Talk Description
Institution: Institute of Communication and Computer Systems (ICCS) of the National Technical University of Athens (NTUA) - Attiki, Athens, Greece
Applying machine learning (ML) methods in autonomous vehicles requires vast amounts of training data that must be representative of the real-world. However, collecting such data can be expensive, time-consuming, and sometimes impossible due to safety concerns. Simulations thus offer a solution to this challenge by providing a safe and cost-effective way to generate large amounts of training data. Still, generating simulation data presents its own unique challenges that must be addressed. Within the latest European project we are participating in, we have identified the overarching main challenges to be, the diversity of the produced data and the accuracy of the utilized simulation models.
Lack of diversity of the training data can lead to overfitting and poor generalization of ML models. To address this challenge, we explore various approaches, from the extension and enrichment of existing data augmentation techniques (e.g., perspective transformations, color/blurring manipulation) to more recent techniques like domain adaptation, utilizing generative models able to translate synthetic data to realistic-looking ones or transform/adapt existing images to specific characteristics (e.g., sunny to cloudy, day to night).

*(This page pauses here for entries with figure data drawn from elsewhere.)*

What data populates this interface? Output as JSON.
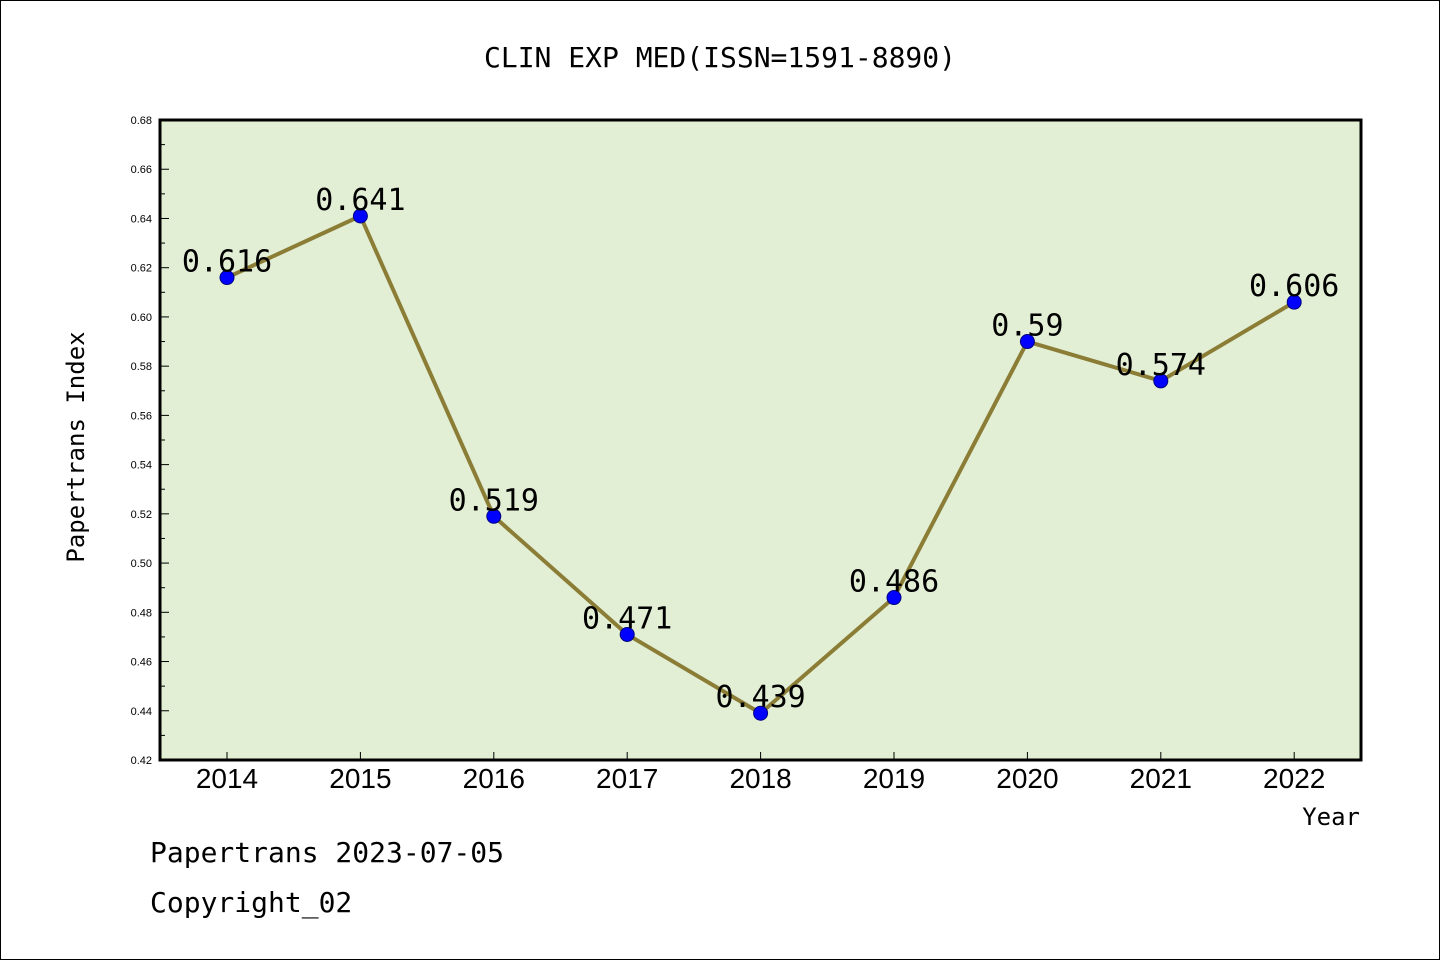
{
  "chart_data": {
    "type": "line",
    "title": "CLIN EXP MED(ISSN=1591-8890)",
    "xlabel": "Year",
    "ylabel": "Papertrans Index",
    "categories": [
      "2014",
      "2015",
      "2016",
      "2017",
      "2018",
      "2019",
      "2020",
      "2021",
      "2022"
    ],
    "series": [
      {
        "values": [
          0.616,
          0.641,
          0.519,
          0.471,
          0.439,
          0.486,
          0.59,
          0.574,
          0.606
        ],
        "labels": [
          "0.616",
          "0.641",
          "0.519",
          "0.471",
          "0.439",
          "0.486",
          "0.59",
          "0.574",
          "0.606"
        ]
      }
    ],
    "ylim": [
      0.42,
      0.68
    ],
    "yticks": [
      "0.42",
      "0.44",
      "0.46",
      "0.48",
      "0.50",
      "0.52",
      "0.54",
      "0.56",
      "0.58",
      "0.60",
      "0.62",
      "0.64",
      "0.66",
      "0.68"
    ],
    "grid": false,
    "colors": {
      "plot_background": "#e2efd5",
      "line": "#8b7d35",
      "marker": "#0000ff",
      "marker_edge": "#000080"
    }
  },
  "footer": {
    "line1": "Papertrans 2023-07-05",
    "line2": "Copyright_02"
  }
}
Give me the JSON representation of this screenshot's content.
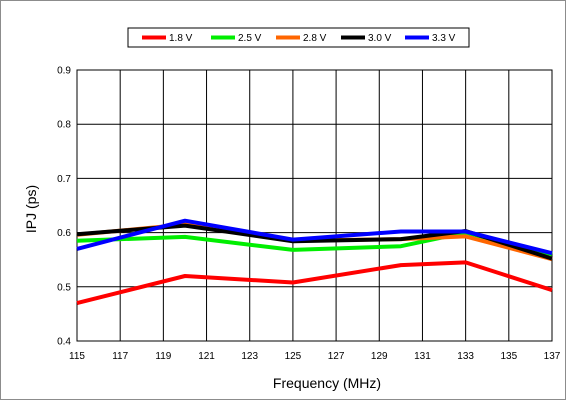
{
  "chart_data": {
    "type": "line",
    "title": "",
    "xlabel": "Frequency (MHz)",
    "ylabel": "IPJ (ps)",
    "xlim": [
      115,
      137
    ],
    "ylim": [
      0.4,
      0.9
    ],
    "x_ticks": [
      "115",
      "117",
      "119",
      "121",
      "123",
      "125",
      "127",
      "129",
      "131",
      "133",
      "135",
      "137"
    ],
    "y_ticks": [
      "0.4",
      "0.5",
      "0.6",
      "0.7",
      "0.8",
      "0.9"
    ],
    "grid": "horizontal and vertical major gridlines",
    "legend_position": "top-center",
    "series": [
      {
        "name": "1.8 V",
        "color": "#ff0000",
        "x": [
          115,
          120,
          125,
          130,
          133,
          137
        ],
        "y": [
          0.47,
          0.52,
          0.508,
          0.54,
          0.545,
          0.494
        ]
      },
      {
        "name": "2.5 V",
        "color": "#00ee00",
        "x": [
          115,
          120,
          125,
          130,
          133,
          137
        ],
        "y": [
          0.585,
          0.592,
          0.568,
          0.575,
          0.6,
          0.56
        ]
      },
      {
        "name": "2.8 V",
        "color": "#ff6600",
        "x": [
          115,
          120,
          125,
          130,
          133,
          137
        ],
        "y": [
          0.596,
          0.615,
          0.585,
          0.588,
          0.593,
          0.551
        ]
      },
      {
        "name": "3.0 V",
        "color": "#000000",
        "x": [
          115,
          120,
          125,
          130,
          133,
          137
        ],
        "y": [
          0.597,
          0.613,
          0.584,
          0.588,
          0.603,
          0.552
        ]
      },
      {
        "name": "3.3 V",
        "color": "#0000ff",
        "x": [
          115,
          120,
          125,
          130,
          133,
          137
        ],
        "y": [
          0.57,
          0.622,
          0.587,
          0.602,
          0.602,
          0.562
        ]
      }
    ]
  }
}
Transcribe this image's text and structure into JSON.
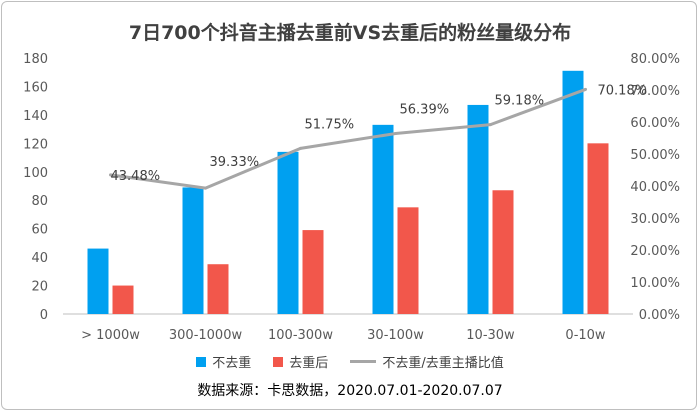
{
  "chart_data": {
    "type": "bar",
    "title": "7日700个抖音主播去重前VS去重后的粉丝量级分布",
    "categories": [
      "> 1000w",
      "300-1000w",
      "100-300w",
      "30-100w",
      "10-30w",
      "0-10w"
    ],
    "series": [
      {
        "name": "不去重",
        "type": "bar",
        "axis": "left",
        "color": "#00a0f0",
        "values": [
          46,
          89,
          114,
          133,
          147,
          171
        ]
      },
      {
        "name": "去重后",
        "type": "bar",
        "axis": "left",
        "color": "#f2574b",
        "values": [
          20,
          35,
          59,
          75,
          87,
          120
        ]
      },
      {
        "name": "不去重/去重主播比值",
        "type": "line",
        "axis": "right",
        "color": "#a6a6a6",
        "values": [
          43.48,
          39.33,
          51.75,
          56.39,
          59.18,
          70.18
        ],
        "labels": [
          "43.48%",
          "39.33%",
          "51.75%",
          "56.39%",
          "59.18%",
          "70.18%"
        ]
      }
    ],
    "y_left": {
      "range": [
        0,
        180
      ],
      "ticks": [
        "0",
        "20",
        "40",
        "60",
        "80",
        "100",
        "120",
        "140",
        "160",
        "180"
      ]
    },
    "y_right": {
      "range": [
        0,
        80
      ],
      "ticks": [
        "0.00%",
        "10.00%",
        "20.00%",
        "30.00%",
        "40.00%",
        "50.00%",
        "60.00%",
        "70.00%",
        "80.00%"
      ]
    },
    "grid": false,
    "legend_position": "bottom"
  },
  "source_note": "数据来源：卡思数据，2020.07.01-2020.07.07"
}
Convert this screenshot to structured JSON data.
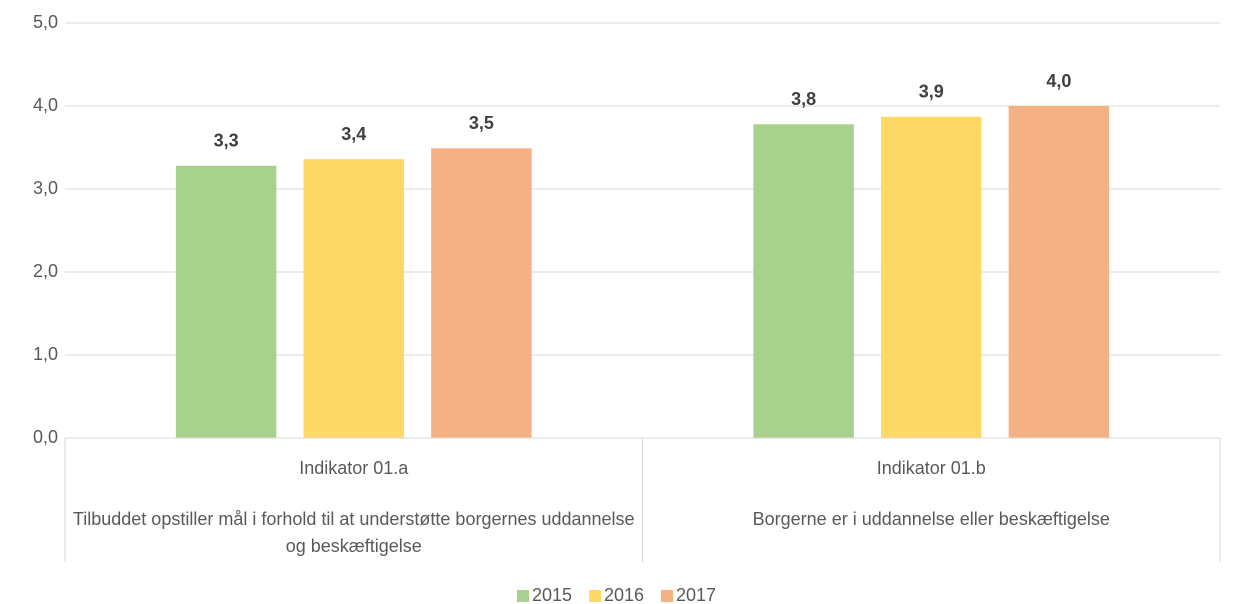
{
  "chart_data": {
    "type": "bar",
    "categories": [
      "Indikator 01.a",
      "Indikator 01.b"
    ],
    "category_descriptions": [
      "Tilbuddet opstiller mål i forhold til at understøtte borgernes uddannelse og beskæftigelse",
      "Borgerne er i uddannelse eller beskæftigelse"
    ],
    "series": [
      {
        "name": "2015",
        "color": "#a9d18e",
        "values": [
          3.28,
          3.78
        ],
        "value_labels": [
          "3,3",
          "3,8"
        ]
      },
      {
        "name": "2016",
        "color": "#ffd966",
        "values": [
          3.36,
          3.87
        ],
        "value_labels": [
          "3,4",
          "3,9"
        ]
      },
      {
        "name": "2017",
        "color": "#f4b183",
        "values": [
          3.49,
          4.0
        ],
        "value_labels": [
          "3,5",
          "4,0"
        ]
      }
    ],
    "ylim": [
      0,
      5
    ],
    "yticks": [
      {
        "value": 0,
        "label": "0,0"
      },
      {
        "value": 1,
        "label": "1,0"
      },
      {
        "value": 2,
        "label": "2,0"
      },
      {
        "value": 3,
        "label": "3,0"
      },
      {
        "value": 4,
        "label": "4,0"
      },
      {
        "value": 5,
        "label": "5,0"
      }
    ],
    "grid": true,
    "legend": "bottom"
  }
}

The soundness and consistency of the simulation models are essential requirements for ensuring that they reflect to a large extent and for the intended purpose the real-world environment. To achieve that, incorporating accurate and well-thought physical models, sensor models, and environmental conditions into the simulations is paramount. This requires extensive knowledge of the domain, and it is crucial and as such, we have fostered within the project, the collaboration between domain experts and ML researchers.